Pretty Vacant
After the numbers and the talk of friends losing jobs, there's not much left to provide a tangible view of the past two year's economic crisis. I can picture vast bays of empty cargo ships in Asia or homeless encampments in the desert, but I've never seen them. What I do notice are the countless abandoned building projects around town, so I decided to start photographing a few of them.

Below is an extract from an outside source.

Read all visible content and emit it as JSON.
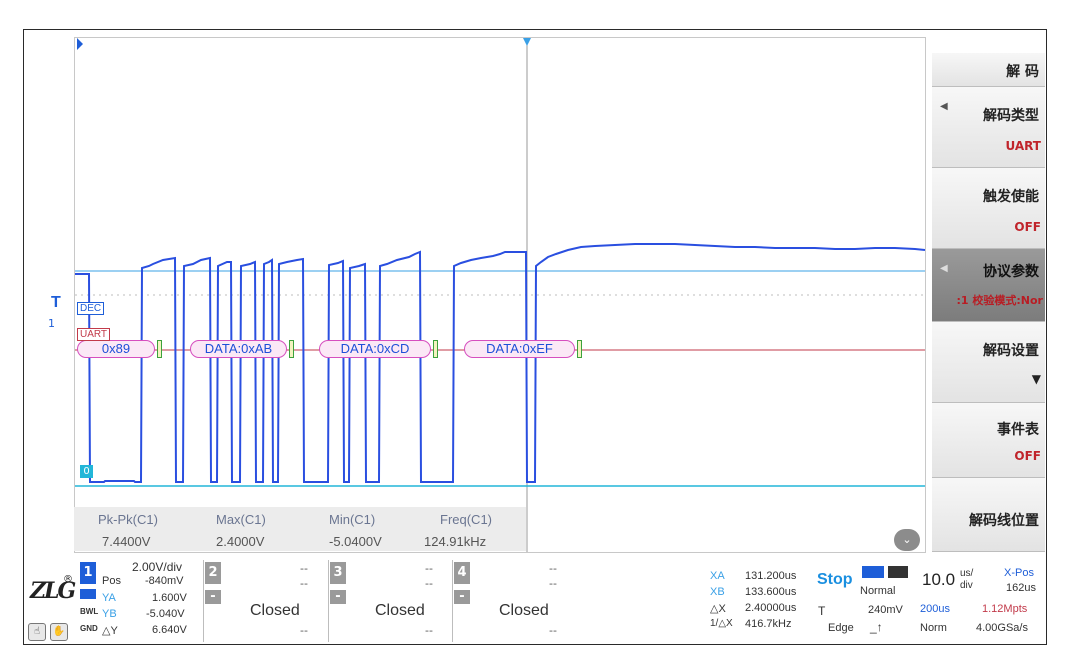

The most notorious vacant lot in Seattle seems to be the 500 block of East Pine street in Capitol Hill, a lovely strand of gravel that was the site of several bars up until 2007. A subject of much hipster angst and nostalgic photography, the "beloved block of Pine Street was leveled to make way for . . . a mound of rubble" as The Seattle Weekly put it. Like many other construction plans, the money became unobtainable. There are dozens of similar tales throughout the city. The contents of all these lots is usually identical: A hole, graffiti, fence, weeds, flattened No Parking signs, and a bus stop at the corner. My limited polling of local residents is always met with a bemused uncertainty about what's to become of these various lots (and mild suspicion of whatever journalistic or developer interests they fantasize I might represent). "You can read the sign at the corner" one passer-by told me when I asked about one lot. These signs are ubiquitous throughout Seattle are nearly always for combined retail/condo properties. Few seem to have been updated since '07 or '08 and to the best of my knowledge all the lots in this series have been vacant for at least a year.